Cass., 1re civ., 30 avril 2025, n° 23-10.983.

Le commentateur ne peut qu’être frappé par la persistance du contentieux autour de l’exagération manifeste alors qu’il y a maintenant plus de vingt ans que la chambre mixte de la Cour de cassation a défini les critères lui permettant d’exercer son contrôle disciplinaire sur la motivation des juges du fond.

De nombreuses juridictions continuent en effet de considérer la sanction du rapport ou de la réduction fulminée par le second alinéa de l’article L. 132-13 du Code des assurances comme une mesure de protection de l’égalité entre héritiers ou de la réserve des enfants. Or, ce n’est pas la raison d’être de ce texte, qui sanctionne l’atteinte à la fonction de prévoyance de l’assurance vie, atteinte caractérisée par une disproportion manifeste entre le montant des primes investies et le risque à couvrir. Et ce risque, par essence subjectif car résultant d’un aléa défini comme l’incertitude de la durée d’une vie humaine, celle de l’assuré, ne peut être appréciée que par rapport à des éléments relatifs à la personne de l’assuré, au moment du versement des primes litigieuses.

Dans cette espèce, une cour d’appel (Amiens, 10 nov. 2022) avait ordonné le rapport à la succession de primes d’un montant de 223 124,21 euros versées par le défunt assuré, en se fondant sur une comparaison entre le montant des quatre assurances vie souscrites et la valeur de l’actif successoral.

Une telle analyse ne pouvait qu’être sanctionnée par la Cour de cassation qui ne cesse de rappeler que les dispositions de l’article L. 132-13 du Code des assurances ne sont pas protectrices des droits des héritiers (par ex. Cass. 2e civ., 19 déc. 2024, n° 23-19110 : RGDA janv. 2025, n° RGA202e4, note L. Mayaux ; GPL 11 mars 2025, n° GPL474j1, note X. Leducq ; LPA févr. 2025, n° LPA203q1, note M. Arnal).
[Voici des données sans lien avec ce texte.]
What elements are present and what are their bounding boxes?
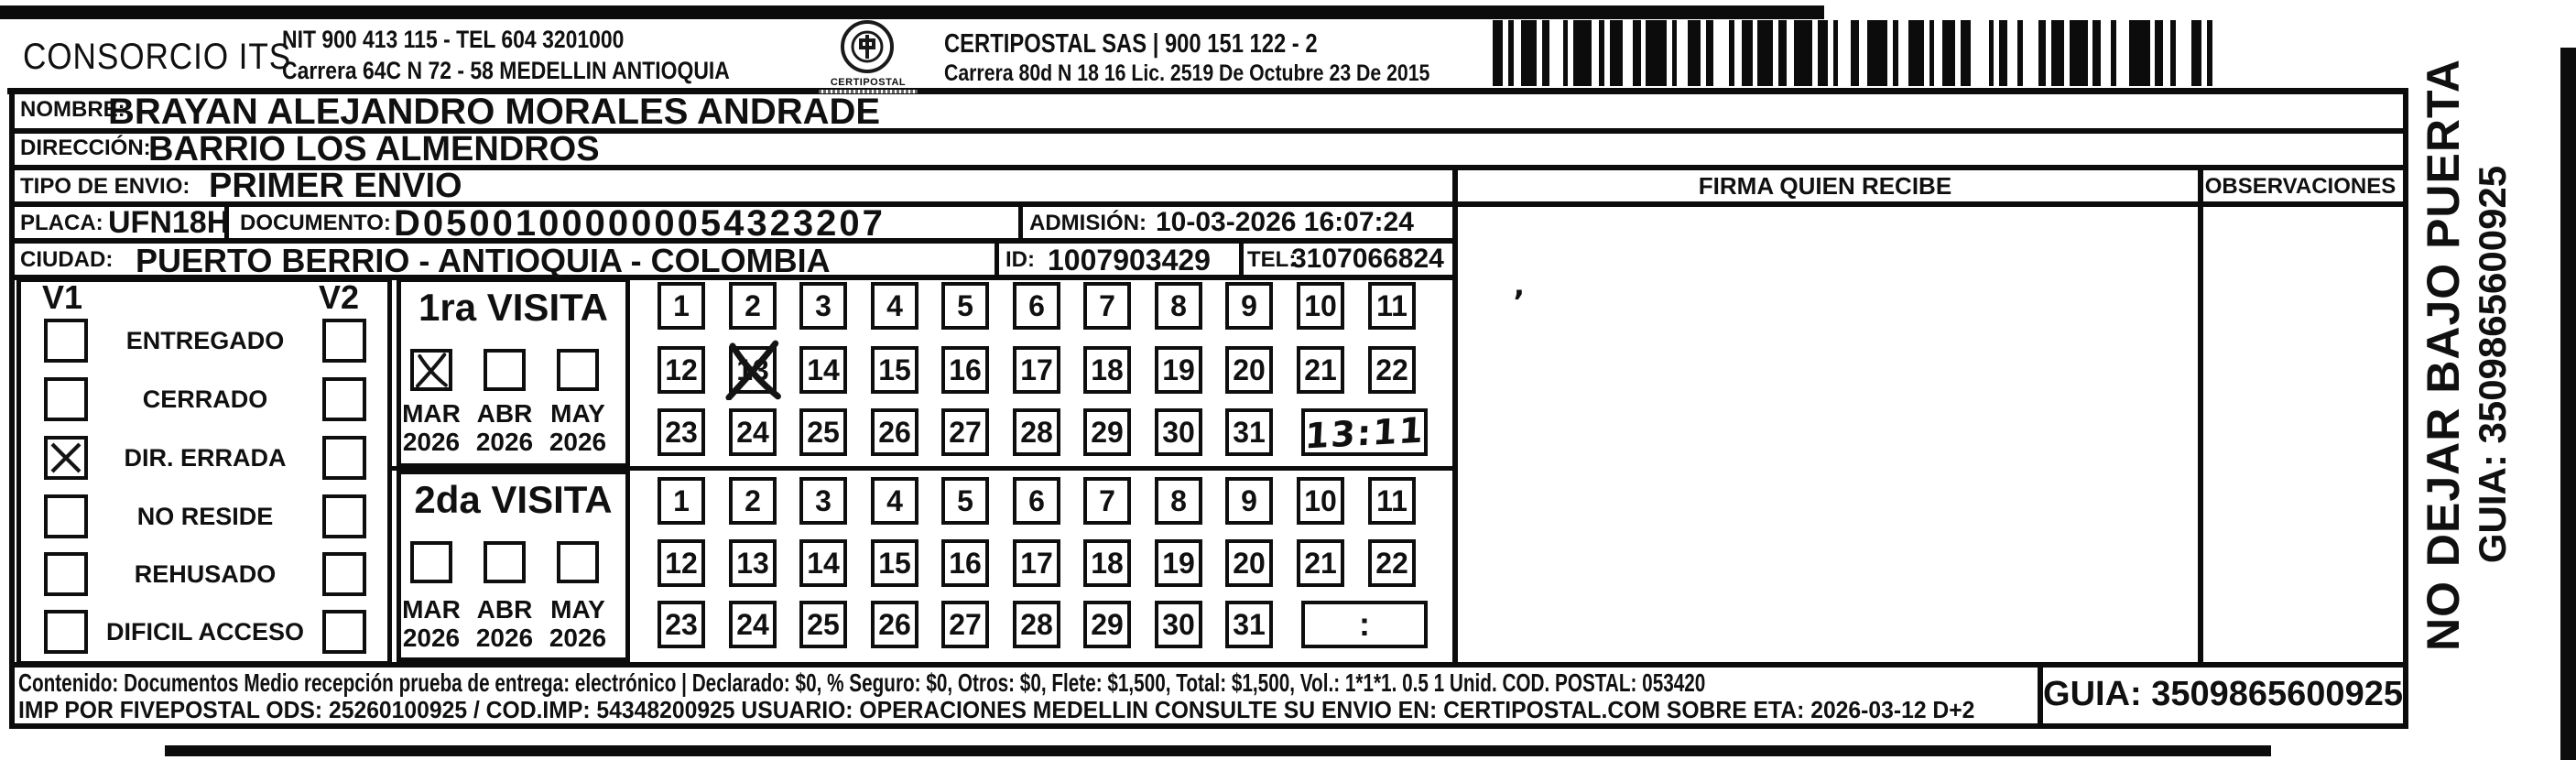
right-edge-scan-bar <box>2560 48 2576 760</box>
visita1-day-cell-27: 27 <box>941 408 989 456</box>
visita1-day-cell-7: 7 <box>1083 282 1131 330</box>
status-label-cerrado: CERRADO <box>142 385 268 413</box>
x-mark-icon <box>48 440 84 476</box>
bottom-scan-line <box>165 745 2271 756</box>
visita1-time-box <box>1301 408 1428 456</box>
status-label-entregado: ENTREGADO <box>125 327 285 354</box>
visita2-month-checkbox-abr <box>484 541 526 583</box>
v2-checkbox-no-reside <box>322 494 366 538</box>
visita2-day-cell-10: 10 <box>1297 477 1344 525</box>
visita2-month-checkbox-may <box>557 541 599 583</box>
footer-guia-number: GUIA: 3509865600925 <box>2043 675 2403 713</box>
barcode-bar <box>1794 20 1812 86</box>
v1-column-label: V1 <box>42 278 83 316</box>
top-border-line <box>0 5 1824 19</box>
visita1-year-label-abr: 2026 <box>475 428 534 456</box>
tel-value: 3107066824 <box>1291 244 1444 274</box>
visita1-day-cell-22: 22 <box>1368 346 1416 394</box>
visita1-time-handwritten: 13:11 <box>1303 409 1427 457</box>
visita2-day-cell-7: 7 <box>1083 477 1131 525</box>
visita1-day-13-handwritten-cross <box>723 340 783 400</box>
barcode-bar <box>1646 20 1667 86</box>
visita2-day-cell-22: 22 <box>1368 539 1416 587</box>
visita2-month-label-mar: MAR <box>402 595 461 624</box>
divider-firma-observaciones <box>2198 165 2203 668</box>
visita2-title: 2da VISITA <box>414 478 613 521</box>
divider-firma-left <box>1452 165 1458 668</box>
visita2-day-cell-21: 21 <box>1297 539 1344 587</box>
visita1-month-checkbox-may <box>557 349 599 391</box>
barcode-bar <box>1999 20 2007 86</box>
visita1-day-cell-21: 21 <box>1297 346 1344 394</box>
barcode-bar <box>1514 20 1522 86</box>
visita2-year-label-abr: 2026 <box>475 624 534 652</box>
divider-documento-admision <box>1018 201 1023 244</box>
visita1-day-cell-16: 16 <box>941 346 989 394</box>
visita1-day-cell-15: 15 <box>871 346 918 394</box>
visita2-day-cell-6: 6 <box>1013 477 1060 525</box>
admision-label: ADMISIÓN: <box>1029 211 1147 235</box>
visita2-day-cell-8: 8 <box>1155 477 1202 525</box>
barcode-bar <box>2212 20 2225 86</box>
tel-label: TEL: <box>1247 247 1297 272</box>
visita2-year-label-may: 2026 <box>549 624 607 652</box>
visita2-month-label-abr: ABR <box>476 595 533 624</box>
visita1-day-cell-13: 13 <box>729 346 777 394</box>
visita1-day-cell-25: 25 <box>799 408 847 456</box>
admision-value: 10-03-2026 16:07:24 <box>1156 207 1414 237</box>
barcode-bar <box>1818 20 1828 86</box>
barcode-bar <box>2070 20 2088 86</box>
barcode-bar <box>2163 20 2171 86</box>
status-label-dir-errada: DIR. ERRADA <box>124 444 287 472</box>
barcode-bar <box>1742 20 1752 86</box>
barcode-bar <box>2116 20 2129 86</box>
visita2-day-cell-31: 31 <box>1225 601 1273 648</box>
visita2-day-cell-29: 29 <box>1083 601 1131 648</box>
footer-imp-line: IMP POR FIVEPOSTAL ODS: 25260100925 / COD.IMP: 54348200925 USUARIO: OPERACIONES MEDELLIN CONSULTE SU ENVIO EN: CERTIPOSTAL.COM SOBRE ETA: 2026-03-12 D+2 <box>18 696 1975 723</box>
divider-id-tel <box>1239 238 1244 280</box>
firma-pen-mark: ‚ <box>1513 267 1525 304</box>
visita1-day-cell-14: 14 <box>799 346 847 394</box>
barcode-bar <box>1549 20 1562 86</box>
certipostal-name-line: CERTIPOSTAL SAS | 900 151 122 - 2 <box>944 29 1318 59</box>
barcode-bar <box>1859 20 1867 86</box>
visita1-day-cell-19: 19 <box>1155 346 1202 394</box>
barcode-bar <box>1851 20 1859 86</box>
barcode-bar <box>1542 20 1550 86</box>
visita2-day-cell-14: 14 <box>799 539 847 587</box>
visita2-day-cell-4: 4 <box>871 477 918 525</box>
barcode-bar <box>1898 20 1908 86</box>
id-label: ID: <box>1005 247 1035 272</box>
barcode-bar <box>1493 20 1503 86</box>
barcode-bar <box>2038 20 2047 86</box>
barcode-bar <box>2191 20 2201 86</box>
handwritten-x-icon <box>414 353 449 387</box>
visita1-day-cell-12: 12 <box>658 346 705 394</box>
visita2-day-cell-24: 24 <box>729 601 777 648</box>
company-name: CONSORCIO ITS <box>23 37 292 77</box>
visita1-month-checkbox-mar <box>410 349 452 391</box>
barcode-bar <box>2023 20 2038 86</box>
barcode-bar <box>1942 20 1955 86</box>
border-left <box>9 88 15 729</box>
visita1-day-cell-11: 11 <box>1368 282 1416 330</box>
v2-checkbox-cerrado <box>322 377 366 421</box>
barcode-bar <box>1787 20 1795 86</box>
handwritten-x-icon <box>723 340 783 400</box>
status-label-no-reside: NO RESIDE <box>136 503 274 530</box>
visita2-day-cell-9: 9 <box>1225 477 1273 525</box>
tipo-envio-label: TIPO DE ENVIO: <box>20 174 190 199</box>
visita1-day-cell-3: 3 <box>799 282 847 330</box>
visita2-year-label-mar: 2026 <box>402 624 461 652</box>
barcode-bar <box>2101 20 2111 86</box>
side-warning-text: NO DEJAR BAJO PUERTA <box>2418 59 2469 651</box>
divider-ciudad-id <box>995 238 999 280</box>
company-nit-line: NIT 900 413 115 - TEL 604 3201000 <box>282 26 625 53</box>
visita1-day-cell-29: 29 <box>1083 408 1131 456</box>
barcode-bar <box>1633 20 1641 86</box>
observaciones-header: OBSERVACIONES <box>2204 174 2397 199</box>
visita2-time-colon: : <box>1359 605 1370 643</box>
placa-value: UFN18H <box>108 205 230 240</box>
visita2-day-cell-27: 27 <box>941 601 989 648</box>
status-label-dificil-acceso: DIFICIL ACCESO <box>105 618 304 646</box>
visita2-day-cell-12: 12 <box>658 539 705 587</box>
v2-checkbox-rehusado <box>322 552 366 596</box>
documento-value: D05001000000054323207 <box>394 203 886 244</box>
barcode-bar <box>1867 20 1888 86</box>
barcode-bar <box>1610 20 1623 86</box>
v1-checkbox-cerrado <box>44 377 88 421</box>
v1-checkbox-rehusado <box>44 552 88 596</box>
visita1-month-label-may: MAY <box>550 399 605 428</box>
certipostal-logo-glyph <box>844 24 890 70</box>
barcode-bar <box>1934 20 1942 86</box>
visita2-day-cell-15: 15 <box>871 539 918 587</box>
barcode-bar <box>1573 20 1592 86</box>
barcode-bar <box>1623 20 1633 86</box>
barcode-bar <box>1778 20 1787 86</box>
visita2-day-cell-5: 5 <box>941 477 989 525</box>
visita1-day-cell-28: 28 <box>1013 408 1060 456</box>
barcode-bar <box>1908 20 1924 86</box>
visita1-day-cell-5: 5 <box>941 282 989 330</box>
barcode-bar <box>1757 20 1773 86</box>
visita2-day-cell-3: 3 <box>799 477 847 525</box>
visita1-day-cell-26: 26 <box>871 408 918 456</box>
visita1-day-cell-8: 8 <box>1155 282 1202 330</box>
documento-label: DOCUMENTO: <box>240 211 391 235</box>
visita1-day-cell-4: 4 <box>871 282 918 330</box>
visita1-year-label-may: 2026 <box>549 428 607 456</box>
visita2-day-cell-17: 17 <box>1013 539 1060 587</box>
barcode-bar <box>1713 20 1729 86</box>
footer-content-line: Contenido: Documentos Medio recepción prueba de entrega: electrónico | Declarado: $0, % Seguro: $0, Otros: $0, Flete: $1,500, Total: $1,500, Vol.: 1*1*1. 0.5 1 Unid. COD. POSTAL: 053420 <box>18 668 1706 697</box>
barcode-bar <box>1971 20 1989 86</box>
visita2-day-cell-23: 23 <box>658 601 705 648</box>
barcode-bar <box>2051 20 2064 86</box>
barcode-bar <box>1706 20 1714 86</box>
visita1-year-label-mar: 2026 <box>402 428 461 456</box>
id-value: 1007903429 <box>1048 244 1211 277</box>
barcode-bar <box>1734 20 1743 86</box>
nombre-label: NOMBRE: <box>20 97 125 122</box>
visita1-day-cell-9: 9 <box>1225 282 1273 330</box>
direccion-value: BARRIO LOS ALMENDROS <box>148 130 600 168</box>
v2-column-label: V2 <box>319 278 360 316</box>
barcode-bar <box>1592 20 1600 86</box>
barcode-bar <box>1838 20 1851 86</box>
v1-checkbox-dificil-acceso <box>44 610 88 654</box>
visita1-month-checkbox-abr <box>484 349 526 391</box>
visita1-month-label-abr: ABR <box>476 399 533 428</box>
visita2-month-checkbox-mar <box>410 541 452 583</box>
border-right <box>2403 88 2408 729</box>
barcode-bar <box>2007 20 2017 86</box>
visita1-day-cell-24: 24 <box>729 408 777 456</box>
visita2-month-label-may: MAY <box>550 595 605 624</box>
visita2-day-cell-28: 28 <box>1013 601 1060 648</box>
visita1-day-cell-30: 30 <box>1155 408 1202 456</box>
status-label-rehusado: REHUSADO <box>134 560 277 588</box>
visita1-day-cell-20: 20 <box>1225 346 1273 394</box>
visita2-day-cell-2: 2 <box>729 477 777 525</box>
visita2-day-cell-13: 13 <box>729 539 777 587</box>
v2-checkbox-entregado <box>322 319 366 363</box>
v1-checkbox-entregado <box>44 319 88 363</box>
visita1-day-cell-2: 2 <box>729 282 777 330</box>
barcode-bar <box>1677 20 1687 86</box>
divider-visita1-visita2 <box>392 466 1452 471</box>
firma-header: FIRMA QUIEN RECIBE <box>1698 172 1952 200</box>
visita1-day-cell-18: 18 <box>1083 346 1131 394</box>
ciudad-label: CIUDAD: <box>20 247 114 272</box>
barcode-bar <box>1521 20 1537 86</box>
certipostal-logo-caption: CERTIPOSTAL <box>830 77 907 88</box>
visita2-day-cell-20: 20 <box>1225 539 1273 587</box>
visita1-day-cell-31: 31 <box>1225 408 1273 456</box>
certipostal-license-line: Carrera 80d N 18 16 Lic. 2519 De Octubre 23 De 2015 <box>944 60 1430 86</box>
visita1-day-cell-17: 17 <box>1013 346 1060 394</box>
ciudad-value: PUERTO BERRIO - ANTIOQUIA - COLOMBIA <box>136 242 831 279</box>
side-guia-number: GUIA: 3509865600925 <box>2471 165 2514 564</box>
placa-label: PLACA: <box>20 211 103 235</box>
visita2-day-cell-25: 25 <box>799 601 847 648</box>
barcode-bar <box>2155 20 2163 86</box>
visita1-day-cell-10: 10 <box>1297 282 1344 330</box>
v2-checkbox-dificil-acceso <box>322 610 366 654</box>
barcode-bar <box>2092 20 2101 86</box>
barcode-bar <box>2176 20 2191 86</box>
barcode <box>1493 20 2225 86</box>
barcode-bar <box>1688 20 1701 86</box>
visita1-day-cell-6: 6 <box>1013 282 1060 330</box>
visita1-day-cell-23: 23 <box>658 408 705 456</box>
tipo-envio-value: PRIMER ENVIO <box>209 167 462 205</box>
visita1-title: 1ra VISITA <box>418 286 608 329</box>
visita2-day-cell-1: 1 <box>658 477 705 525</box>
v1-checkbox-dir-errada <box>44 436 88 480</box>
direccion-label: DIRECCIÓN: <box>20 136 151 160</box>
barcode-bar <box>1961 20 1971 86</box>
company-address-line: Carrera 64C N 72 - 58 MEDELLIN ANTIOQUIA <box>282 57 730 84</box>
visita2-day-cell-16: 16 <box>941 539 989 587</box>
v2-checkbox-dir-errada <box>322 436 366 480</box>
visita2-day-cell-11: 11 <box>1368 477 1416 525</box>
v1-checkbox-no-reside <box>44 494 88 538</box>
visita2-day-cell-30: 30 <box>1155 601 1202 648</box>
certipostal-logo-icon <box>841 20 894 73</box>
visita2-day-cell-26: 26 <box>871 601 918 648</box>
nombre-value: BRAYAN ALEJANDRO MORALES ANDRADE <box>108 92 881 132</box>
visita2-time-box <box>1301 601 1428 648</box>
visita1-day-cell-1: 1 <box>658 282 705 330</box>
visita2-day-cell-19: 19 <box>1155 539 1202 587</box>
visita1-month-label-mar: MAR <box>402 399 461 428</box>
barcode-bar <box>2129 20 2150 86</box>
visita2-day-cell-18: 18 <box>1083 539 1131 587</box>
Ce qu’elle fit sobrement, en cassant pour défaut de base légale l’arrêt de la Cour d’appel, motif pris de l’absence de considération de la situation patrimoniale du souscripteur au moment du versement des primes.

Il est à noter que, dans cette affaire, la Cour d’appel avait également considéré que d’autres primes versées après le 70e anniversaire sur d’autres contrats étaient également manifestement exagérées, compte tenu de la somme de 223 124 euros déjà versée à la même époque sur les autres contrats.

Cette fois-ci, l’argument de la Cour d’appel était plus sérieux car le risque couvert par ces contrats était le même que celui ayant justifié la souscription des quatre contrats précédents. Mais cette comparaison était insuffisante, puisqu’elle ne tenait pas compte de la situation patrimoniale du contractant dans son ensemble.

La sanction fut donc la même (cassation pour défaut de base légale), pour la même raison.